Scott Pelley Speaks Out After 60 Minutes Firing, Alleges Management Told Him to ‘Inject Falsehoods and Bias’ Into Story

LEFT: Bari Weiss (Photo by Alberto E. Tamargo/Sipa USA)(Sipa via AP Images) RIGHT: Scott Pelley (Photo by Paul Hennessy / SOPA Images/Sipa USA)(Sipa via AP Images)
CBS News fired longtime 60 Minutes correspondent Scott Pelley on Tuesday night, hours after he and the organization’s leadership met to discuss his future with the network.
The day before, in a staff meeting led by new 60 Minutes Executive Producer Nick Bilton, a former tech columnist with no experience producing television news programs, Pelley challenged his new boss, partly over the stewardship of CBS News under Bari Weiss.
“In the extraordinary back and forth, an impassioned Pelley relentlessly pressed Bilton on Weiss’ intentions for the storied newsmagazine, pointed out that he has no relevant experience to helm television’s most prestigious news program, grilled Bilton on what he knew about the firings, and more,” Oliver Darcy of Status reported on Monday.
On Tuesday, CBS News fired Pelley.
“Yesterday, you hijacked my first meeting with staff to disparage me, my qualifications, and my intentions with remarkable incivility and contempt,” wrote Bilton in a letter to Pelley obtained by Mediaite. “Yesterday’s performative display of hostility enacted in front of the staff instead of in a civil, private conversation demonstrated that you have no interest in contributing to the future success of the show, or approaching my new tenure with a mind open to collaboration and progress.”
Shortly after news of the firing broke, Pelley spoke to The New York Times via phone:
“I have been in combat in Afghanistan,” Mr. Pelley said. “I have been in combat in Iraq. I have been in the war zone in Ukraine multiple times, risking my life and the happiness of my family because of my devotion to the broadcast.”
Pelley told the Times that Weiss refused to answer his questions about why she had fired correspondents Sharyn Alfonsi and Cecilia Vega last week. He said Weiss’s behavior “was cold and callous and beneath the dignity of CBS News.”
In a statement obtained by Darcy at Status, Pelley alleged that management had told him to “inject falsehoods and bias into a politically sensitive story.” He did not elaborate:
Statement of Scott Pelley
There has never been anything in America like 60 Minutes.

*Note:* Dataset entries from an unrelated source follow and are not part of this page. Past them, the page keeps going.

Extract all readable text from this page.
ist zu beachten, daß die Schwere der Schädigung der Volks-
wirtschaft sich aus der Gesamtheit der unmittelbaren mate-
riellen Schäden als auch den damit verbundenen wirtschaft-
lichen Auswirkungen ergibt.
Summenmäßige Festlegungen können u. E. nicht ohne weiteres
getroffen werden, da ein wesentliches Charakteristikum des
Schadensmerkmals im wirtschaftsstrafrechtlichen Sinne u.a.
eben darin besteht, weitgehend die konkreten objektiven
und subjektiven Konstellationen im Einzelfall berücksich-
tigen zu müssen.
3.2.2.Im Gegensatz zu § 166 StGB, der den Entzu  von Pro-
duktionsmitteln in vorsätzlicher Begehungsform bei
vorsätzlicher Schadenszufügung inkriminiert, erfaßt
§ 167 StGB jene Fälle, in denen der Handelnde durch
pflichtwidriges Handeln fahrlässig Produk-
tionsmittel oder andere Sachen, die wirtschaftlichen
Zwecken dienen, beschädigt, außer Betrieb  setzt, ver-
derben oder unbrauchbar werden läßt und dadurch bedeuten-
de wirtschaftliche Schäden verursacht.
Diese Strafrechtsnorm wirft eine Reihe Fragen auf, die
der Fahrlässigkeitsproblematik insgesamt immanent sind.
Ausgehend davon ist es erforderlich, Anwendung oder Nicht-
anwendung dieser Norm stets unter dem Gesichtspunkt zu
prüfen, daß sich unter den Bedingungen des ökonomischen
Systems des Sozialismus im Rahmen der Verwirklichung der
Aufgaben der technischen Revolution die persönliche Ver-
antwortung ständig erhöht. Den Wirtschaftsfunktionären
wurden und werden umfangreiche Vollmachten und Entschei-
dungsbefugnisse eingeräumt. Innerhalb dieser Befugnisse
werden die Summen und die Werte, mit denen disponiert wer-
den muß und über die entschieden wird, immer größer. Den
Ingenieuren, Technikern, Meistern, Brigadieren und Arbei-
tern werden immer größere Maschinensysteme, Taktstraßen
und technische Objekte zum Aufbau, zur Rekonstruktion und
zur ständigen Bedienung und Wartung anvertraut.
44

The Sunday tradition is the most successful program of any kind in history. For more than a decade, its innovative growth on every major online platform has extended its reach to countless millions around the world. This spring, at the end of our 58th season, 60 Minutes grew rapidly with an unheard-of 9% jump in viewers on CBS.
“60” has been the number-one program in America for decades because our beloved audience finds integrity, quality, and humanity in our stories. When stewardship of the program passed to my colleagues and me, our responsibility was to expand energetically into a new age of media technology while preserving the values our audience expects. Now, the new owner of our network is casting this legend aside, apparently to curry a moment of favor with the Trump administration.
The waste is heartbreaking.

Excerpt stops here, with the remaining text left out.